Anyway, the first presenter showed us a list of stuff that we still miss—handicapped parking in the wrong places and the wrong size and marked wrong, wrong or missing signage, no clearances at doorways—a whole litany of simple stuff. And despite my aversion to lawyers, most of these items are things that, if you are so dim you can’t design it right, you probably deserve to be sued out of existence. Our presenter told us of sharks swimming through parking lots, basically scoping out if there is a correctly done accessible parking lot-to-entrance pathway—if not, they start drawing up the papers. They wouldn’t do it if it weren’t so simple. Maybe if enough people get eaten, they’ll stop swimming with meat chunks around their necks.

OH, almost forgot about lunch for Jim Smith!

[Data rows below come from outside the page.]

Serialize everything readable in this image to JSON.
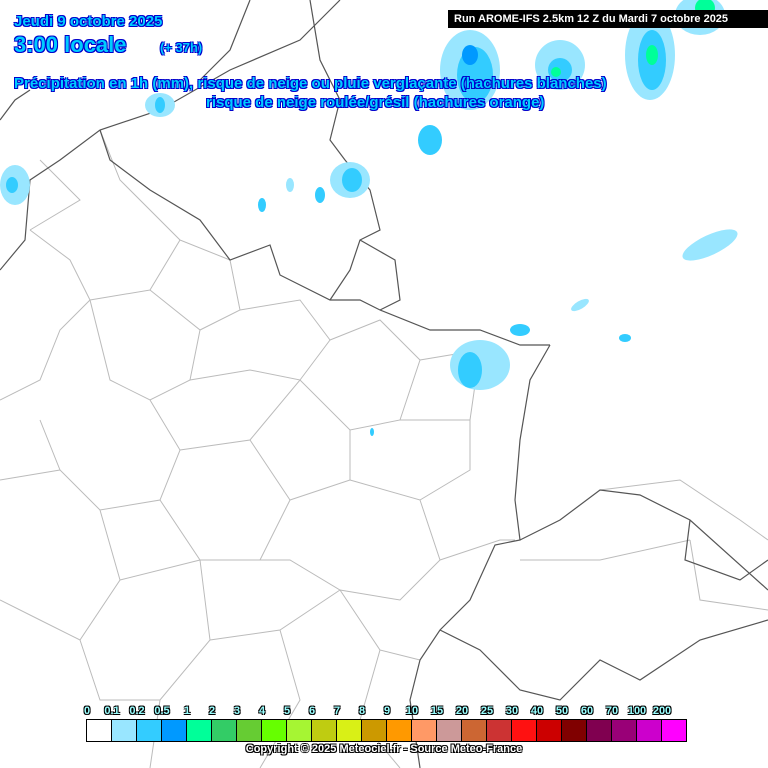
{
  "header": {
    "date": "Jeudi 9 octobre 2025",
    "hour": "3:00 locale",
    "lead": "(+ 37h)",
    "desc_line1": "Précipitation en 1h (mm), risque de neige ou pluie verglaçante (hachures blanches)",
    "desc_line2": "risque de neige roulée/grésil (hachures orange)",
    "run": "Run AROME-IFS 2.5km 12 Z du Mardi 7 octobre 2025"
  },
  "legend": {
    "labels": [
      "0",
      "0.1",
      "0.2",
      "0.5",
      "1",
      "2",
      "3",
      "4",
      "5",
      "6",
      "7",
      "8",
      "9",
      "10",
      "15",
      "20",
      "25",
      "30",
      "40",
      "50",
      "60",
      "70",
      "100",
      "200"
    ],
    "colors": [
      "#ffffff",
      "#99e6ff",
      "#33ccff",
      "#0099ff",
      "#00ff99",
      "#33cc66",
      "#66cc33",
      "#66ff00",
      "#a6f533",
      "#bfcc11",
      "#d9f016",
      "#cc9900",
      "#ff9900",
      "#ff9966",
      "#cc9999",
      "#cc6633",
      "#cc3333",
      "#ff1111",
      "#cc0000",
      "#800000",
      "#800050",
      "#990077",
      "#cc00cc",
      "#ff00ff"
    ]
  },
  "copyright": "Copyright © 2025 Meteociel.fr - Source Meteo-France"
}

Remember when I said vile concoction? It actually wasn’t vile, per se, just really, REALLY disappointing. Styro trays, marked with GK, CAL TURK, CS, SW, CLUB. Hmm. Must be sammiches...pick yer pizen. (I was just glad they kept the California Turkey and the Greek Style on opposite sides of the table.)

I figured that in keeping with the architectural theme, I would take the classical Greek style sandwich, which turned out to be some chicken, weeds, bits of feta cheese and black olives slices, wrapped in a sickly yellow flour tortilla. And a bag of no-name chips. And a tiny cookie. I’ve seen more food in a Lean Cuisine box. And paid a WHOLE sight less for it.

But, it was good enough to keep me from keeling over in the chair. Well, that, and a special guest appearance by Maud Adams, reprising her role as Octopussy!

So, see? Continuing education can be very fun!